The new series of All Creatures Great and Small has a delightfully charming soundtrack provided by composer Alexandra Harwood, who wrote a just as entertaining and supportive score for the movie The Guernsey Literary and Potato Peel Pie Society back in 2018. She is a gifted composer and has a knack of writing delightfully melodic themes that also work so well with the images and enhance and elevate scenarios in films and TV series. This is a release that you should check out, issued by Silva Screen in the UK and available on digital platforms now. Enjoy.
June Again is described as an emotionally devastating drama, where we see June Wilton having a brief period of lucidity from her dementia. When she realises that she has so little time to bring back together her estranged children and save the family business as well as rekindling an old flame.
The movie is a poignant and sensitive piece of cinema, the musical score is the work of Christopher Gordon, who is a composer who deserves to be working on so many more movies, he has created a beautiful score for the film, and one that works so well with the unfolding storyline and the introduction of various characters.

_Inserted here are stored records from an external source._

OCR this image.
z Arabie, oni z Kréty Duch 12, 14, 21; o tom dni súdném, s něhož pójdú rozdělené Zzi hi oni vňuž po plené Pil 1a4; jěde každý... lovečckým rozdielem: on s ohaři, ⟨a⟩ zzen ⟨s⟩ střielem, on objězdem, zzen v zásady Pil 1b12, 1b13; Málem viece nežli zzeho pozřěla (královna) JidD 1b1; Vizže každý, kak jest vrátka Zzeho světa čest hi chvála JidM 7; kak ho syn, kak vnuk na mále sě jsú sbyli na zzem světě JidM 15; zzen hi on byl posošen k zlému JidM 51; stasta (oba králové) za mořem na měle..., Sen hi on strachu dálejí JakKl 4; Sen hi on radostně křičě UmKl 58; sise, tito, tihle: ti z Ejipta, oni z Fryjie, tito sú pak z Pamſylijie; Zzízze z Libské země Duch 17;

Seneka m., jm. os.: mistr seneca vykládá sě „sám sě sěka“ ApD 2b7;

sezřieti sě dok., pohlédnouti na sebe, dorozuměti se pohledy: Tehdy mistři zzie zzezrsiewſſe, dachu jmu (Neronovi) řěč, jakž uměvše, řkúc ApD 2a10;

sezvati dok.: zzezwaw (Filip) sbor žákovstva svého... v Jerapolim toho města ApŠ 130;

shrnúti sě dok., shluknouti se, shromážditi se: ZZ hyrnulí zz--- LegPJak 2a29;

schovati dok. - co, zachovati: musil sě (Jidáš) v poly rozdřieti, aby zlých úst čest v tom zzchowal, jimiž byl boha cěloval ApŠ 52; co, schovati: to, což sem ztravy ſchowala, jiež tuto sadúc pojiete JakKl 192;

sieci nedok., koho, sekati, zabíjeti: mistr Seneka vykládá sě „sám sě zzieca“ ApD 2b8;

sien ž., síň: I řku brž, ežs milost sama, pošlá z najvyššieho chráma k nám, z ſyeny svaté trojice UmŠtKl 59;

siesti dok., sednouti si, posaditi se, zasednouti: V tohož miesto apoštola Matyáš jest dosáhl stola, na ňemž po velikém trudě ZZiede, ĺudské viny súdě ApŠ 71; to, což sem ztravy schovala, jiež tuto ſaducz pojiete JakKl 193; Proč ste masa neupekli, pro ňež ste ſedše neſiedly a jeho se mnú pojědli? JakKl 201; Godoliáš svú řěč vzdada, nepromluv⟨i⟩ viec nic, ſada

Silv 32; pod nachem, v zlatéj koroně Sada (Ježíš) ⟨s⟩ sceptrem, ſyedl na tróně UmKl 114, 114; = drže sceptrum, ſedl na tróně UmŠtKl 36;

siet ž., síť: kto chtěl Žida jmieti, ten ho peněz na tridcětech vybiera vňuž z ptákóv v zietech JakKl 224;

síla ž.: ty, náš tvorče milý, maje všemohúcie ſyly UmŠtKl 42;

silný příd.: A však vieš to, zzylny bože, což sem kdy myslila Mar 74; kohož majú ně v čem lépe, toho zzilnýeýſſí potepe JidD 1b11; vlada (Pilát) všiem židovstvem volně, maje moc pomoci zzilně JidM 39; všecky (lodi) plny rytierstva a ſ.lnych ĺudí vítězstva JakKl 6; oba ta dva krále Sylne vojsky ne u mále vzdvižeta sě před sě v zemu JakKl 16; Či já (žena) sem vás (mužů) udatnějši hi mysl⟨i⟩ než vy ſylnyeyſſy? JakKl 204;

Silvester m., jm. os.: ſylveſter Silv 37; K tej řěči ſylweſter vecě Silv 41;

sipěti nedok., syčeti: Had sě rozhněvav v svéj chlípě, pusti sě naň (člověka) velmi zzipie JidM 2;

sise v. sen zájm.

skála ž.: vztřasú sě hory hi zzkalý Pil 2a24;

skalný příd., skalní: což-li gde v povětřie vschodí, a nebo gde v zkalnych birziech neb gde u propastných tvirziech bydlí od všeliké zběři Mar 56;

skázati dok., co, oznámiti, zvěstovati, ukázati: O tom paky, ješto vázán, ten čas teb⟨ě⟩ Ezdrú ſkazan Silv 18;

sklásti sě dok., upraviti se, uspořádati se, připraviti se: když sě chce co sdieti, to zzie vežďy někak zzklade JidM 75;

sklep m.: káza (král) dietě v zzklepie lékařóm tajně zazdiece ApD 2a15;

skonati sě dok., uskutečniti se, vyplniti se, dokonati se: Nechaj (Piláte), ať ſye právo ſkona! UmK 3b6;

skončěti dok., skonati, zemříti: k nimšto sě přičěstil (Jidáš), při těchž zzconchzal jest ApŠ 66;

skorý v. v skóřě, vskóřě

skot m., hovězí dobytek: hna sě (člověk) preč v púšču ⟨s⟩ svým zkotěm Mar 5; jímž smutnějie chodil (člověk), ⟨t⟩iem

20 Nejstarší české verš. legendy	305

It’s a very brief score and runs for just over twenty-one minutes, but has some affecting moments, with the composer utilising solo piano, violin, and strings. Another one for your collection when it is released.

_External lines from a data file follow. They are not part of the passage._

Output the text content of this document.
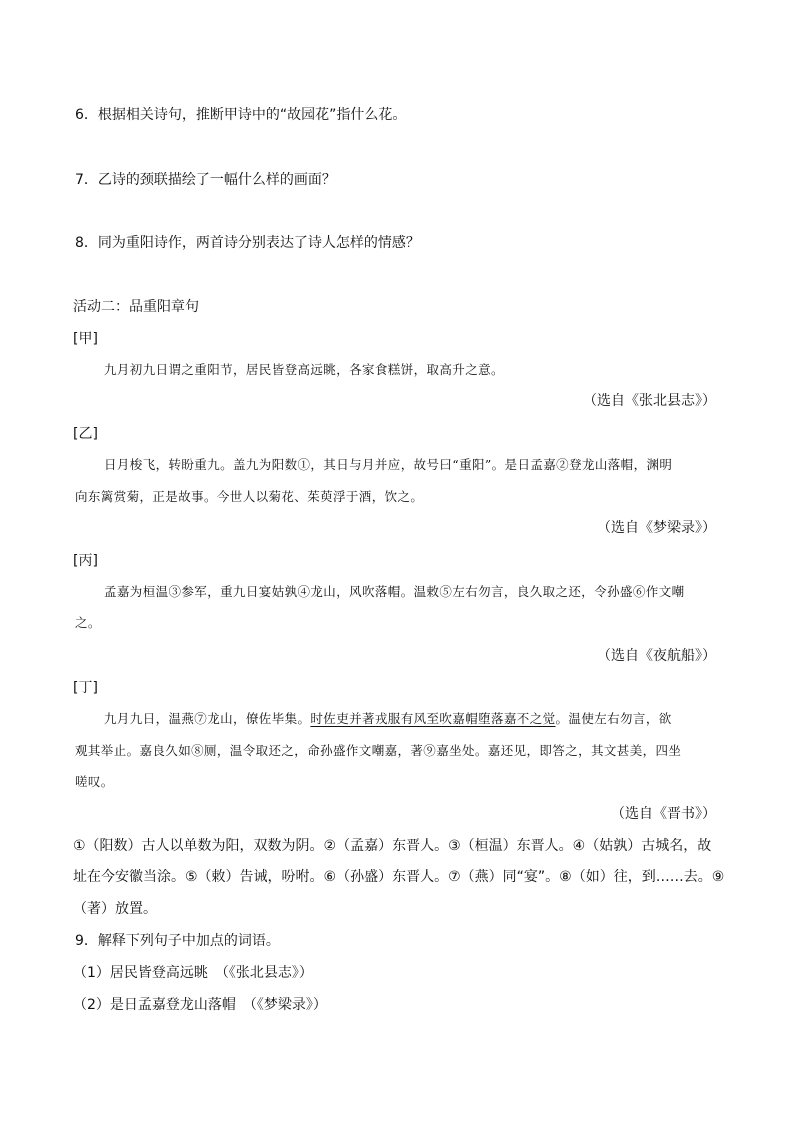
6．根据相关诗句，推断甲诗中的“故园花”指什么花。
7．乙诗的颈联描绘了一幅什么样的画面？
8．同为重阳诗作，两首诗分别表达了诗人怎样的情感？
活动二：品重阳章句
[甲]
九月初九日谓之重阳节，居民皆登高远眺，各家食糕饼，取高升之意。
（选自《张北县志》）
[乙]
日月梭飞，转盼重九。盖九为阳数①，其日与月并应，故号曰“重阳”。是日孟嘉②登龙山落帽，渊明
向东篱赏菊，正是故事。今世人以菊花、茱萸浮于酒，饮之。
（选自《梦梁录》）
[丙]
孟嘉为桓温③参军，重九日宴姑孰④龙山，风吹落帽。温敕⑤左右勿言，良久取之还，令孙盛⑥作文嘲
之。
（选自《夜航船》）
[丁]
九月九日，温燕⑦龙山，僚佐毕集。时佐吏并著戎服有风至吹嘉帽堕落嘉不之觉。温使左右勿言，欲
观其举止。嘉良久如⑧厕，温令取还之，命孙盛作文嘲嘉，著⑨嘉坐处。嘉还见，即答之，其文甚美，四坐
嗟叹。
（选自《晋书》）
①（阳数）古人以单数为阳，双数为阴。②（孟嘉）东晋人。③（桓温）东晋人。④（姑孰）古城名，故
址在今安徽当涂。⑤（敕）告诫，吩咐。⑥（孙盛）东晋人。⑦（燕）同“宴”。⑧（如）往，到……去。⑨
（著）放置。
9．解释下列句子中加点的词语。
（1）居民皆登高远眺　（《张北县志》）
（2）是日孟嘉登龙山落帽　（《梦梁录》）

Another score to watch out for is Benadette by Anne Dudley which is not released as yet, but it is said that there will be a compact disc and a digital release. Which is also publicised on the composer’s web site. The movie directed by Paul Verhoeven, I am sure will raise a few eyebrows, set in 17th-century Tuscany, Italy where the threat of the Plague casts its shadow over Europe, a devout eight-year-old novice, Benedetta Carlini, is brought into the Theatine Convent of the Mother of God in Pescia as a bride for Jesus. When she is twenty-six a test of faith awaits deeply pious Benedetta in the form of Bartolomea: a young girl who enters the convent to escape the beating and abuse of her Father. It’s a typical Verhoeven film, filled with irreverent, and scandalous happenings and overflowing with, violence, sex and shocking scenarios. One to watch out for.